Torna Ferzan Ozpetek! E torna con un film girato in Italia dal titolo “Napoli velata”. A un anno esatto dall’uscita di “Rosso Instambul”, la nuova pellicola sarà dal 28 dicembre in trecentocinquanta sale.
Un cast numeroso e che vanta nomi come quello di Giovanna Mezzogiorno, Alessandro Borghi, Anna Bonaiuto, Peppe Barra, Maria Pia Calzone, Luisa Ranieri, Biagio Forestieri, Lina Sastri e Isabella Ferrari. Si tratta, come scrive il regista nelle sue note, di “un mistery che sfocia nel thriller dei sentimenti”, che “sfiora molti elementi del melodramma, del noir”. La Napoli descritta da Ozpetek è lontana da quella dell’iconografia classica, ricca di mistero, di fascino nascosto, con i suoi riti pagani, i fantasmi, la morte, dove ci sono anche sesso, sangue e musica (magnifica l’interpretazione di Arisa di Vasame di Enzo Gragagniello). Poi ci sono tante donne protagoniste perché, spiega Ozpetek, “Napoli e’ femmina”. Donne che il cineasta turco, innamoratosi di Napoli sei anni fa quando ha curato la regia de La Traviata al San Carlo, ha scelto e stravolto con sapienza. “Ho giocato molto con i loro capelli, le ho cambiate al punto che Lina Sastri e Isabella Ferrari sono quasi irriconoscibili al primo colpo d’occhio”.
Il film racconta di un amore e di un omicidio, in cui non tutto è come appare e le persone nascondono o così qualcosa. “Napoli velata” inizia come un thriller in piena regola, quasi citando Hitchcock a partire alla scala ripresa con ossessione perché, spiega il regista, “è un elemento importantissimo di Napoli: richiama l’occhio, l’utero, la coscienza”. Il seguito però segue percorsi diversi e inaspettati, spiazzando continuamente e arrivando a una conclusione che lascia aperti molti interrogativi. Un atto d’amore per la città partenopea, come spiega Peppe Barra: “Con uno sguardo d’amore Ferzan ha accarezzato e amato la città che in questi tempi è così bistrattata e grazie a lui anch’io sono entrato nell’utero di Napoli, nell’utero velato”.
“Quando ho visto per la prima volta la “figliata”, racconta il regista – un rito arcaico legato profondamente alla cultura napoletana dei “femminielli” e che mette in scena un parto maschile, c’era un personaggio che metteva un velo e diceva che dovete vedere ma, più ancora, dovete sentire per capire questa città.

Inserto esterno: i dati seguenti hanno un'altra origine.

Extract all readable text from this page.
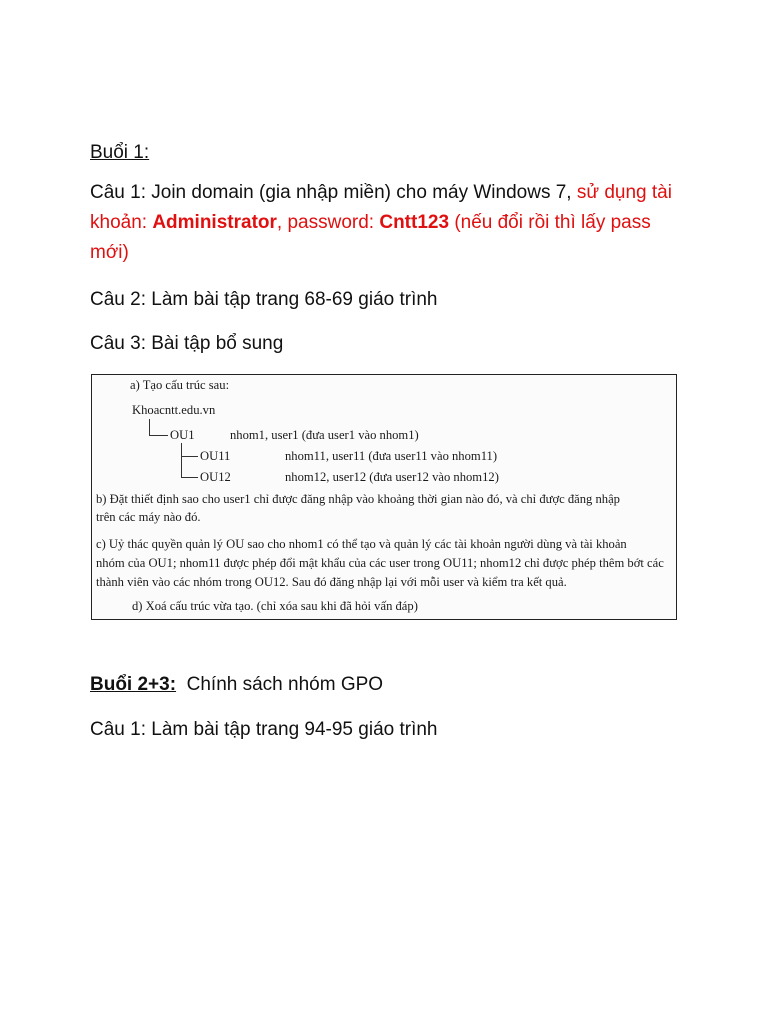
Buổi 1:
Câu 1: Join domain (gia nhập miền) cho máy Windows 7, sử dụng tài khoản: Administrator, password: Cntt123 (nếu đổi rồi thì lấy pass mới)
Câu 2: Làm bài tập trang 68-69 giáo trình
Câu 3: Bài tập bổ sung
a) Tạo cấu trúc sau:
Khoacntt.edu.vn
OU1	nhom1, user1 (đưa user1 vào nhom1)
OU11	nhom11, user11 (đưa user11 vào nhom11)
OU12	nhom12, user12 (đưa user12 vào nhom12)
b) Đặt thiết định sao cho user1 chỉ được đăng nhập vào khoảng thời gian nào đó, và chỉ được đăng nhập
trên các máy nào đó.
c) Uỷ thác quyền quản lý OU sao cho nhom1 có thể tạo và quản lý các tài khoản người dùng và tài khoản
nhóm của OU1; nhom11 được phép đổi mật khẩu của các user trong OU11; nhom12 chỉ được phép thêm bớt các
thành viên vào các nhóm trong OU12. Sau đó đăng nhập lại với mỗi user và kiểm tra kết quả.
d) Xoá cấu trúc vừa tạo. (chỉ xóa sau khi đã hỏi vấn đáp)
Buổi 2+3: Chính sách nhóm GPO
Câu 1: Làm bài tập trang 94-95 giáo trình
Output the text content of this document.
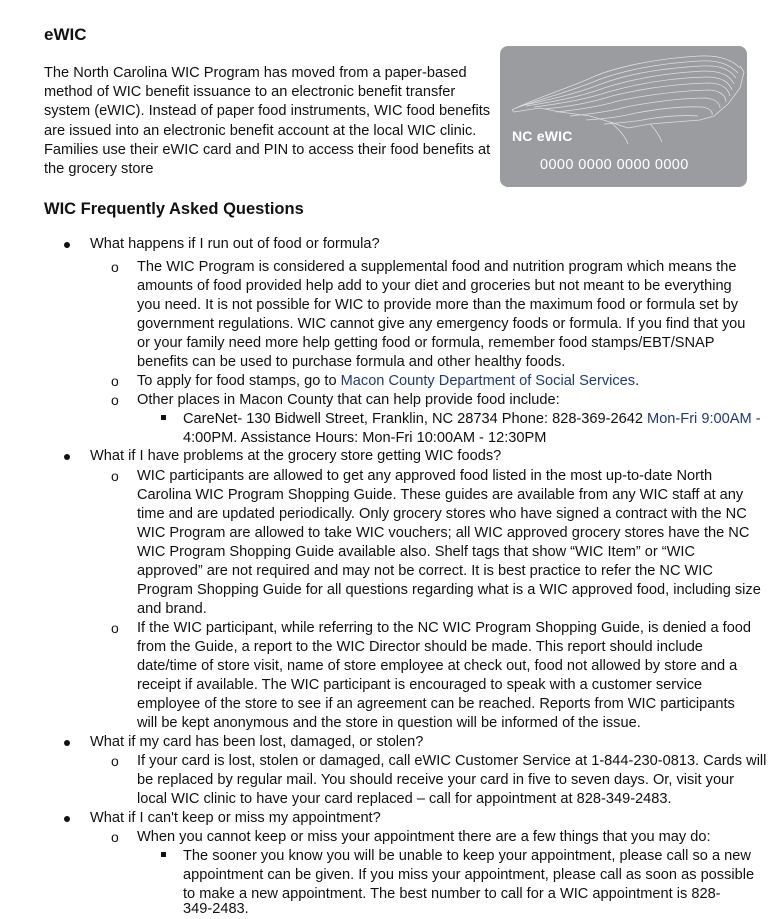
eWIC
The North Carolina WIC Program has moved from a paper-based
method of WIC benefit issuance to an electronic benefit transfer
system (eWIC). Instead of paper food instruments, WIC food benefits
are issued into an electronic benefit account at the local WIC clinic.
Families use their eWIC card and PIN to access their food benefits at
the grocery store
NC eWIC
0000 0000 0000 0000
WIC Frequently Asked Questions
What happens if I run out of food or formula?
o The WIC Program is considered a supplemental food and nutrition program which means the
amounts of food provided help add to your diet and groceries but not meant to be everything
you need. It is not possible for WIC to provide more than the maximum food or formula set by
government regulations. WIC cannot give any emergency foods or formula. If you find that you
or your family need more help getting food or formula, remember food stamps/EBT/SNAP
benefits can be used to purchase formula and other healthy foods.
o To apply for food stamps, go to Macon County Department of Social Services.
o Other places in Macon County that can help provide food include:
CareNet- 130 Bidwell Street, Franklin, NC 28734 Phone: 828-369-2642 Mon-Fri 9:00AM -
4:00PM. Assistance Hours: Mon-Fri 10:00AM - 12:30PM
What if I have problems at the grocery store getting WIC foods?
o WIC participants are allowed to get any approved food listed in the most up-to-date North
Carolina WIC Program Shopping Guide. These guides are available from any WIC staff at any
time and are updated periodically. Only grocery stores who have signed a contract with the NC
WIC Program are allowed to take WIC vouchers; all WIC approved grocery stores have the NC
WIC Program Shopping Guide available also. Shelf tags that show “WIC Item” or “WIC
approved” are not required and may not be correct. It is best practice to refer the NC WIC
Program Shopping Guide for all questions regarding what is a WIC approved food, including size
and brand.
o If the WIC participant, while referring to the NC WIC Program Shopping Guide, is denied a food
from the Guide, a report to the WIC Director should be made. This report should include
date/time of store visit, name of store employee at check out, food not allowed by store and a
receipt if available. The WIC participant is encouraged to speak with a customer service
employee of the store to see if an agreement can be reached. Reports from WIC participants
will be kept anonymous and the store in question will be informed of the issue.
What if my card has been lost, damaged, or stolen?
o If your card is lost, stolen or damaged, call eWIC Customer Service at 1-844-230-0813. Cards will
be replaced by regular mail. You should receive your card in five to seven days. Or, visit your
local WIC clinic to have your card replaced – call for appointment at 828-349-2483.
What if I can't keep or miss my appointment?
o When you cannot keep or miss your appointment there are a few things that you may do:
The sooner you know you will be unable to keep your appointment, please call so a new
appointment can be given. If you miss your appointment, please call as soon as possible
to make a new appointment. The best number to call for a WIC appointment is 828-
349-2483.
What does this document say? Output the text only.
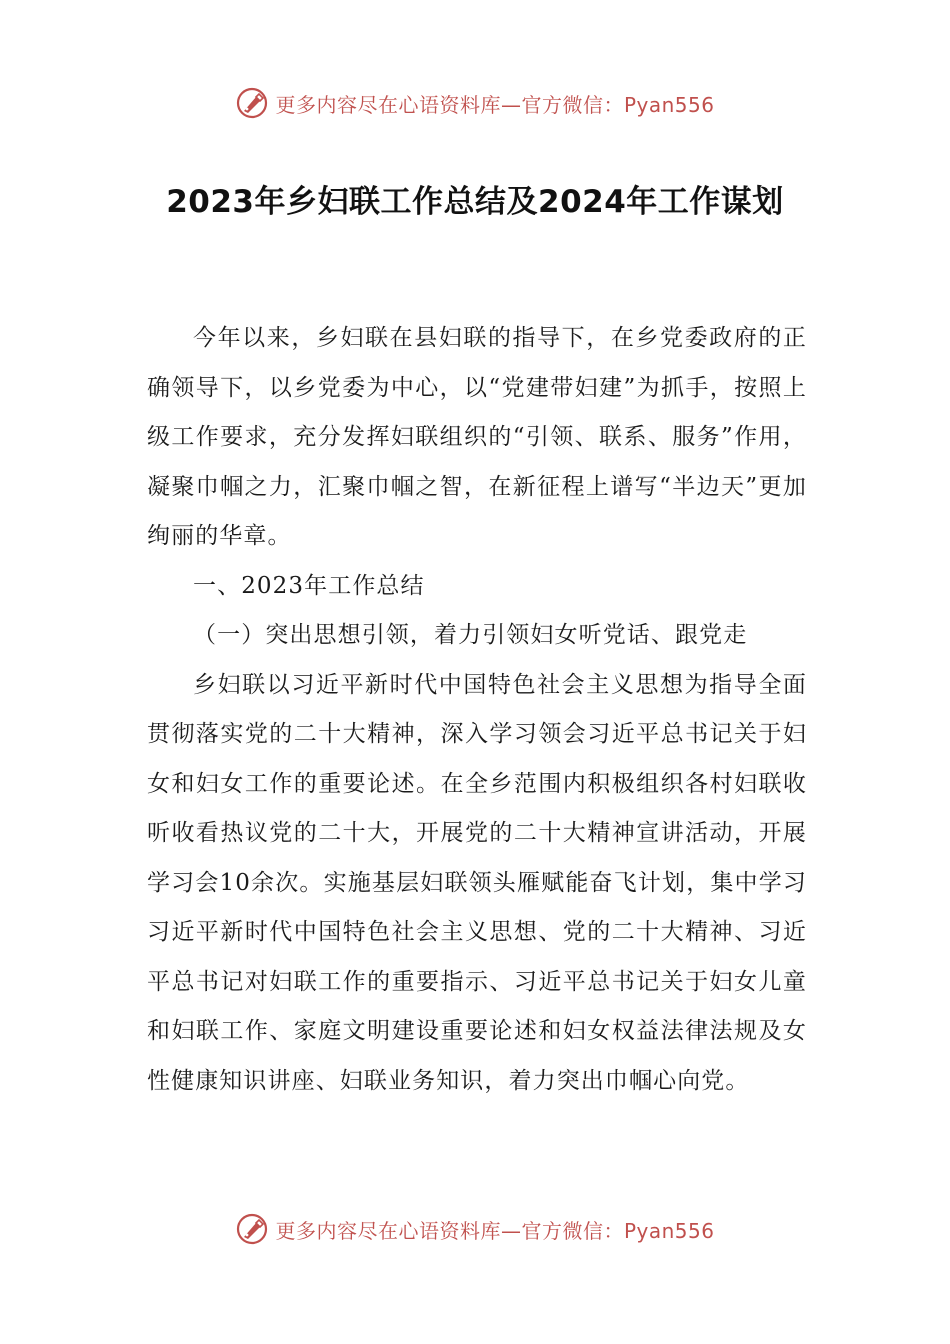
更多内容尽在心语资料库—官方微信：Pyan556
2023年乡妇联工作总结及2024年工作谋划

今年以来，乡妇联在县妇联的指导下，在乡党委政府的正确领导下，以乡党委为中心，以“党建带妇建”为抓手，按照上级工作要求，充分发挥妇联组织的“引领、联系、服务”作用，凝聚巾帼之力，汇聚巾帼之智，在新征程上谱写“半边天”更加绚丽的华章。

一、2023年工作总结

（一）突出思想引领，着力引领妇女听党话、跟党走

乡妇联以习近平新时代中国特色社会主义思想为指导全面贯彻落实党的二十大精神，深入学习领会习近平总书记关于妇女和妇女工作的重要论述。在全乡范围内积极组织各村妇联收听收看热议党的二十大，开展党的二十大精神宣讲活动，开展学习会10余次。实施基层妇联领头雁赋能奋飞计划，集中学习习近平新时代中国特色社会主义思想、党的二十大精神、习近平总书记对妇联工作的重要指示、习近平总书记关于妇女儿童和妇联工作、家庭文明建设重要论述和妇女权益法律法规及女性健康知识讲座、妇联业务知识，着力突出巾帼心向党。

更多内容尽在心语资料库—官方微信：Pyan556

Poi, ovviamente, c’è anche il Cristo velato che è coperto e, comunque, si vede tutto – aggiunge -. E anche quando sono andato alla “farmacia degli incurabili” c’era un velo e, vicino, una scala che scendevano quanti andavano a morire”. Ed è proprio il senso della morte ad essere così fortemente presente nel film. “Anni fa, quando avevo diciannove anni, Elio Petri mi disse che tutto ciò che facciamo nella vita è per allontanare l’idea della morte – spiega -. A Napoli ci giocano, la fanno diventare una cosa quotidiana, non da avere paure. E così la morte lì perde il suo senso. Questa città assomiglia a me – aggiunge – e si può dire quasi che Napoli mi ha tenuto lo specchio, per questo è stato facile girare qui”.